BERTGEN: Multi-task Generation through BERT

rhye·2023년 2월 2일

Mitzalis, F., Caglayan, O., Madhyastha, P., & Specia, L. (2021). BERTGEN: Multi-task Generation through BERT. arXiv preprint arXiv:2106.03484.

Abstract

BERTGEN, decoder-only model이자 generative한 model
- VL-BERT(multimodal pretrained model)와 M-BERT(multilingual pretrained model)을 융합함으로써 BERT를 확장시킨 형태
- auto-regressively trained : 이전 token들의 정보를 보고 현재 timestep에 등장할 token 예측하는 방식으로 학습 (단방향, language generation에 특화된 학습 방식)
- language generation task에 특화된 모델 (image captioning, machine translation, multimodal machine translation)
+ BERTGEN, zero-shot language generation에도 경쟁력 있는 성능을 보임

Introduction

Prior Research

pretrained language model, natural language understanding(NLU) 분야에 비약적인 발전을 불러옴
- 특히 BERT같이 masked language modelling(MLM) 방식으로 학습된 모델, multimodality를 다룰 수 있는 가능성을 열어줌
  
  → 주로 pre-trained model을 task-specific fine-tune 하는 방식으로 접근
그러나 pretrained MLM model을 natural language generation(NLG) 분야에 활용한 경우는 적었음
→ pretrained MLM model은 양방향 인코딩을 수행하는 auto-encoding(AE) 방식으로 학습되었기 때문에, language generation task에는 적합하지 않다는 의견이 대다수였음

BERTGEN

우리는 BERT를 generative하게 확장시킨 BERTGEN을 선보이겠다~

하나의 generator로 구성
다수의 input modality 처리 가능 + 다국어 생성 지원
: SOTA pretrained model인 VL-BERT(multimodal pretrained model)와 M-BERT(multilingual pretrained model)로부터 그 기능을 받아옴
BERTGEN을 다양한 task(image captioning, machine translation, multimodal machine translation)에 대해 학습시켰고, 다국어 데이터로 학습시킴

🤸🏻 결과적으로 BERTGEN,

다국어 unimodal & multimodal translation에 능했고

zero-shot setting에서도 잘했고

다른 SOTA 모델에 비해 parameter efficient !

Method

Model

Initialization

VL-BERT(multimodal pretrained model)와 M-BERT(multilingual pretrained model)의 융합
1. VL-BERT의 checkpoint 활용
2. M-BERT로 word embedding + Transformer weight + MLM head initialize
- cf.
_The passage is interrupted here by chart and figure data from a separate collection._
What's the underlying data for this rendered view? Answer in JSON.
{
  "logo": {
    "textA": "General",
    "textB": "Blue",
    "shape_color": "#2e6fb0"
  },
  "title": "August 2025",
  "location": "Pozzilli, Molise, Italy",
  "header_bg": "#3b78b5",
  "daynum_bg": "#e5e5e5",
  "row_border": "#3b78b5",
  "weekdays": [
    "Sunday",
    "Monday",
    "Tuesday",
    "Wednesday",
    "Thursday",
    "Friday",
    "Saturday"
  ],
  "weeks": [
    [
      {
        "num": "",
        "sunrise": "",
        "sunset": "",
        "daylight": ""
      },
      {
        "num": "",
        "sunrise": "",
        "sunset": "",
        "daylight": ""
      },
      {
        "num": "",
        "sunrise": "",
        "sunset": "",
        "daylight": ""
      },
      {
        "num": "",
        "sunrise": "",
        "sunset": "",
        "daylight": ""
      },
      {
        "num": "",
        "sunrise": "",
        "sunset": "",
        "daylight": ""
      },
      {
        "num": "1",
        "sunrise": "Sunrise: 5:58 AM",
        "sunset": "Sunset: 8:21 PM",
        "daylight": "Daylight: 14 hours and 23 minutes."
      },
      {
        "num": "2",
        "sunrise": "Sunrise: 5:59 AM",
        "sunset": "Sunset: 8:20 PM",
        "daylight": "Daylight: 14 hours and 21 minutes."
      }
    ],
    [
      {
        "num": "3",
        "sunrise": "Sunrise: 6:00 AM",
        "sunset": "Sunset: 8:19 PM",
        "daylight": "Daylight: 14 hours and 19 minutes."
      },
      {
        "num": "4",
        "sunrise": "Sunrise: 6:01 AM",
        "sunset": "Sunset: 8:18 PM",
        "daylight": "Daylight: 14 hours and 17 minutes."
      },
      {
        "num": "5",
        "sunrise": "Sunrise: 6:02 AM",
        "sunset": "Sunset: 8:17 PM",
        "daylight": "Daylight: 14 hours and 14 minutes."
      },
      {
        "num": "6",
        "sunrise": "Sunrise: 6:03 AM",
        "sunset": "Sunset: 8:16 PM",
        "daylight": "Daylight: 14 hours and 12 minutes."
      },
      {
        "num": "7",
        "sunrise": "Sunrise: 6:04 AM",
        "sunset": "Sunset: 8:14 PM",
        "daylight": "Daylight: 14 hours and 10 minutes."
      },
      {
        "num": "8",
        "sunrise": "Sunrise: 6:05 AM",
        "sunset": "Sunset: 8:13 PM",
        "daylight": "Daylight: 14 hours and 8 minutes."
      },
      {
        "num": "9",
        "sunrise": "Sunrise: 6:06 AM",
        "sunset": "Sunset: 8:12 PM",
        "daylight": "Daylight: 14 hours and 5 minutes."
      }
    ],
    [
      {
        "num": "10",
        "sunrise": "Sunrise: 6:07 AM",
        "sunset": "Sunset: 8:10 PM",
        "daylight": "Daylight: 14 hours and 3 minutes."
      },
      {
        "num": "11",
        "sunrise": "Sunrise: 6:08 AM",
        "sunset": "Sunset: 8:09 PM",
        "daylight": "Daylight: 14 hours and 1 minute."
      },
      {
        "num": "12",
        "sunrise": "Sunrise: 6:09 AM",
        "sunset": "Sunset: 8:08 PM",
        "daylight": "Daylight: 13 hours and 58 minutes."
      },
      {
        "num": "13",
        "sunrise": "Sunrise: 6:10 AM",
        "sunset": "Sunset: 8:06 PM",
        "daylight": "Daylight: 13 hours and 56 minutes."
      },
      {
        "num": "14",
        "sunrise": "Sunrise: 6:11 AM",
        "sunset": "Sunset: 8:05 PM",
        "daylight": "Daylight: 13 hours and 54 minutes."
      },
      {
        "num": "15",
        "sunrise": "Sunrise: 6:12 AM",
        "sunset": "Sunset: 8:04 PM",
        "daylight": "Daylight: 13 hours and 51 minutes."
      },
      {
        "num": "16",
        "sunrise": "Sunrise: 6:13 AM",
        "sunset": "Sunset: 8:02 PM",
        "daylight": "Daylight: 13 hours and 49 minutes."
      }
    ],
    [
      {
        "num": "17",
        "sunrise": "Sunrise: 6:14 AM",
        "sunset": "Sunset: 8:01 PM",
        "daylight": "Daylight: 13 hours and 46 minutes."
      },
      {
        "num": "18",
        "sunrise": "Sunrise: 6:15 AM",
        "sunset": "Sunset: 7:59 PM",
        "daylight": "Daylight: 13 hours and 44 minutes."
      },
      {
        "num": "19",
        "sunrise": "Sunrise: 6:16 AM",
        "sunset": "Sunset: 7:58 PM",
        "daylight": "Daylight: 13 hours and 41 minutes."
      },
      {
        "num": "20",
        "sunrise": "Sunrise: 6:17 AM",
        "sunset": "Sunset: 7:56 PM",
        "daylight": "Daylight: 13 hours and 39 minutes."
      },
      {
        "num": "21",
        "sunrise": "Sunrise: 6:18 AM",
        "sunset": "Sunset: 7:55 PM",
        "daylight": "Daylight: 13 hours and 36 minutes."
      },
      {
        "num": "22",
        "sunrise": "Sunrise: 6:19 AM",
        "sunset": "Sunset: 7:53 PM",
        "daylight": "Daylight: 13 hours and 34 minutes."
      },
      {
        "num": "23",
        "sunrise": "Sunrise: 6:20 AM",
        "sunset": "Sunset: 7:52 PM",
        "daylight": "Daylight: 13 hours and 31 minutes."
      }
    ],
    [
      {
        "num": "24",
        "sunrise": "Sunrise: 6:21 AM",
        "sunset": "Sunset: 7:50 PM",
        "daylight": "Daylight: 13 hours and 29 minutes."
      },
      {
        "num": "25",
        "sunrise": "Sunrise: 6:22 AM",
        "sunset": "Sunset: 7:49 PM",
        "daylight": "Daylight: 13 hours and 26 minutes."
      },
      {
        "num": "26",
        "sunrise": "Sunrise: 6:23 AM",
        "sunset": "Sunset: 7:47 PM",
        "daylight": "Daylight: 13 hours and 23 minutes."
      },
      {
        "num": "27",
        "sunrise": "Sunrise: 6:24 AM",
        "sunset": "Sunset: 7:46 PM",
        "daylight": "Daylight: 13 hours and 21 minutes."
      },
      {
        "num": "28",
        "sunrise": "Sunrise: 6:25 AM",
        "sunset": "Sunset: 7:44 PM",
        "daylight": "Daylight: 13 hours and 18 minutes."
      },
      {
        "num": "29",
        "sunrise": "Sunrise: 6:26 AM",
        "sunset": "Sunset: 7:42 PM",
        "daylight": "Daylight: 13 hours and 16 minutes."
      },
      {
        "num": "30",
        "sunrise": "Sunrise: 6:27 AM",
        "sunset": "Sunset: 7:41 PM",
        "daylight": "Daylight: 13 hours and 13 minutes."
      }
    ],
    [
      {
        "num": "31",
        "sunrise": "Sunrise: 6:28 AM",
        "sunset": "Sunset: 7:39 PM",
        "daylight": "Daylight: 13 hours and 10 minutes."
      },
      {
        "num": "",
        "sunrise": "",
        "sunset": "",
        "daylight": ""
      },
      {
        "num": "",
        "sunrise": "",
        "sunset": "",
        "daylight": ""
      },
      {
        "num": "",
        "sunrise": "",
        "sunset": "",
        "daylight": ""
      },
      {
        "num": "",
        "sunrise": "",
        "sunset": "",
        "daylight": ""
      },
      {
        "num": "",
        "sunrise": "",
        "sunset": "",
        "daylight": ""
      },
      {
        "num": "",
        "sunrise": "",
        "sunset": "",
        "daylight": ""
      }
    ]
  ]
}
VL-BERT : 영어 단일 언어로 된 image captioning corpora로 사전학습, M-BERT : 104개의 언어의 wikipedia data로 학습 → 119K WordPiece vocabulary 지원 )

Input Configuration

BERTGEN은 다양한 generation task에 쓰일 수 있겠지만, 우리는 다음 세 task에 집중했다-
- machine translation (MT)
- multimodal MT (MMT)
- image captioning (IC)
task에 따라 input configuration 다를 수 있음
- default
  - source sentence embedding $\mathrm{x}^{(i)}=[x_1^{(i)}, ... , x_m^{(i)}]$
  - target sentence embedding $\mathrm{y}^{(i)}=[y_1^{(i)}, ... , y_n^{(i)}]$
  - regional visual features $\mathrm{v}^{(i)}=[v_1^{(i)}, ... , v_k^{(i)}]$
- MMT
  - input = $\{\mathrm{x}^{(i)}, \mathrm{y}^{(i)}, \mathrm{v}^{(i)}\}$
- MT
  - input = $\{\mathrm{x}^{(i)}, \mathrm{y}^{(i)}\}$
- IC
  - input = $\{\mathrm{v}^{(i)}, \mathrm{y}^{(i)}\}$

Visual Embeddings

VL-BERT의 방식 채택 → 이미지를 k개의 features $\mathrm{v}^{(i)}$ 의 합으로 표현
( feature vector $\mathrm{v}^{(i)}$ 의 합과 geometric embedding의 합 )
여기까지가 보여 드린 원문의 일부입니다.